Hastings believes the United States has a tremendous potential for new onshore oil and natural gas production on federal lands, but he claimed that the Obama Administration is actively and purposely keeping these resources off-limits.

He cited what he claimed to be one of the most egregious examples of this occurring earlier this year, when the administration finalized plans to close more than half of the National Petroleum Reserve-Alaska (NPR-A) to energy production (see Daily GPI, Feb. 25). The Obama administration is not only prohibiting energy development in new areas, but actually closing off millions of acres in an area that were specifically set aside for energy production, Hastings said. The NPR-A has a potential of more than 2.7 billion bbl of oil and 114.36 Tcf of natural gas.
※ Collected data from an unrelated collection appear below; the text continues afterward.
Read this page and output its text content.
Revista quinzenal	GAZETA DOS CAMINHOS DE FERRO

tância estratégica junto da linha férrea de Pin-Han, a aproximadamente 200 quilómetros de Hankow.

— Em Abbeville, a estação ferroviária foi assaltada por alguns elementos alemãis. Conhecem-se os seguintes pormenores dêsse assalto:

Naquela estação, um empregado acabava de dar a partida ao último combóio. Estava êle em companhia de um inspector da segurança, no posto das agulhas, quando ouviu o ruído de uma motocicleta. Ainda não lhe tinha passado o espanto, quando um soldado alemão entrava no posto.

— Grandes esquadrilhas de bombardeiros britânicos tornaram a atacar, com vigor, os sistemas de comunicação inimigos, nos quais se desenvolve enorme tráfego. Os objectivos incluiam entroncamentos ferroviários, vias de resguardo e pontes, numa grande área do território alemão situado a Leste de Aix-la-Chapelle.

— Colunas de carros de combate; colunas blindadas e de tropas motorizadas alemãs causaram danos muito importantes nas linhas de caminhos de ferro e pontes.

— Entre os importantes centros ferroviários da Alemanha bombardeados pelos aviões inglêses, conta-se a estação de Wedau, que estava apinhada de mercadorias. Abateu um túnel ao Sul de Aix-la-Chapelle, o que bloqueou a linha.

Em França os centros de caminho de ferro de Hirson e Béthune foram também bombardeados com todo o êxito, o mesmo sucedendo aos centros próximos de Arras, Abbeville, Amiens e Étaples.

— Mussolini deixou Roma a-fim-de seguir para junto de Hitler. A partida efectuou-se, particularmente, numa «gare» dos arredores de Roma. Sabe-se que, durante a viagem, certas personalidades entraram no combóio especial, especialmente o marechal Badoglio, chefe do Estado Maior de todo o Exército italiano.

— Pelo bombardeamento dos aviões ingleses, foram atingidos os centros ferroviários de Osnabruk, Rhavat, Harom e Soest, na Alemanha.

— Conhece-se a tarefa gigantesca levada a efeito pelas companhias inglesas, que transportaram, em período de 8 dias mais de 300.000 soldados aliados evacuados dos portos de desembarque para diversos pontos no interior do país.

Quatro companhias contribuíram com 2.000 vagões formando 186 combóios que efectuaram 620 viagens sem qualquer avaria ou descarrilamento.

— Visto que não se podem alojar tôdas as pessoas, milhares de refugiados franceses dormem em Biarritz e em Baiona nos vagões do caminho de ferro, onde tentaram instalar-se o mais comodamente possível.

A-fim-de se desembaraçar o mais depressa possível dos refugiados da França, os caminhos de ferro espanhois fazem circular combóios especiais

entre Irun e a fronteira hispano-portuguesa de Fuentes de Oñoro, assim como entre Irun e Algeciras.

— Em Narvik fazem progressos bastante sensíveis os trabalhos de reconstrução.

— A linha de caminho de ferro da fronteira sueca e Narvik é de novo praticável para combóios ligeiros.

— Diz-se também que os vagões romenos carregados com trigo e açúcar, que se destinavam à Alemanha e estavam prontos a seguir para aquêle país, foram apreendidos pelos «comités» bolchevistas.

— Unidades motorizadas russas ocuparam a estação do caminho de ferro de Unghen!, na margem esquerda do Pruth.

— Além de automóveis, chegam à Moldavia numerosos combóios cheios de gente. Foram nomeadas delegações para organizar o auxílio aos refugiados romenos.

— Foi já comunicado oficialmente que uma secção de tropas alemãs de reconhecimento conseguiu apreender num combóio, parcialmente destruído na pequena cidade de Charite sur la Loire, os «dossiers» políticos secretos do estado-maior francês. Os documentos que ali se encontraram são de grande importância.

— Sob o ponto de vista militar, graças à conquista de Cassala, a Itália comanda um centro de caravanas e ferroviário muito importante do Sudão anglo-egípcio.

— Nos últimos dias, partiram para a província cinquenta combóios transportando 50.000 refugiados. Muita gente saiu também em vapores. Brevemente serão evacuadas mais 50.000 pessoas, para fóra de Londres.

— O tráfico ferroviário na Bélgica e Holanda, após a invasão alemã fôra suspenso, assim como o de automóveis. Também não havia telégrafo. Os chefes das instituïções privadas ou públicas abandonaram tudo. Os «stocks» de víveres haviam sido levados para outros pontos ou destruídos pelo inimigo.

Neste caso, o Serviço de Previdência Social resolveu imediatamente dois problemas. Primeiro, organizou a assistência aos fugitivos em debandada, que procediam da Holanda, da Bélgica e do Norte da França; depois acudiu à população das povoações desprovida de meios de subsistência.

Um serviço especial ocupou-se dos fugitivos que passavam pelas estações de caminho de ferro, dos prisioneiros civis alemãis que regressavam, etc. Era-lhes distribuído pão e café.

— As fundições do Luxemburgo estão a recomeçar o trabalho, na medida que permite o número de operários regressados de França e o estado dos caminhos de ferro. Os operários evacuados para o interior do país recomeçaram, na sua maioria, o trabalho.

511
The administration also is planning to release a proposed rule on hydraulic fracturing (fracking) on federal lands. This would be another layer of red tape and bureaucracy because states have been successfully regulating fracking for decades, Hastings said. Before leaving the Interior Department last week, former Secretary Ken Salazar indicated that a final rule on fracking is imminent from the Bureau of Land Management.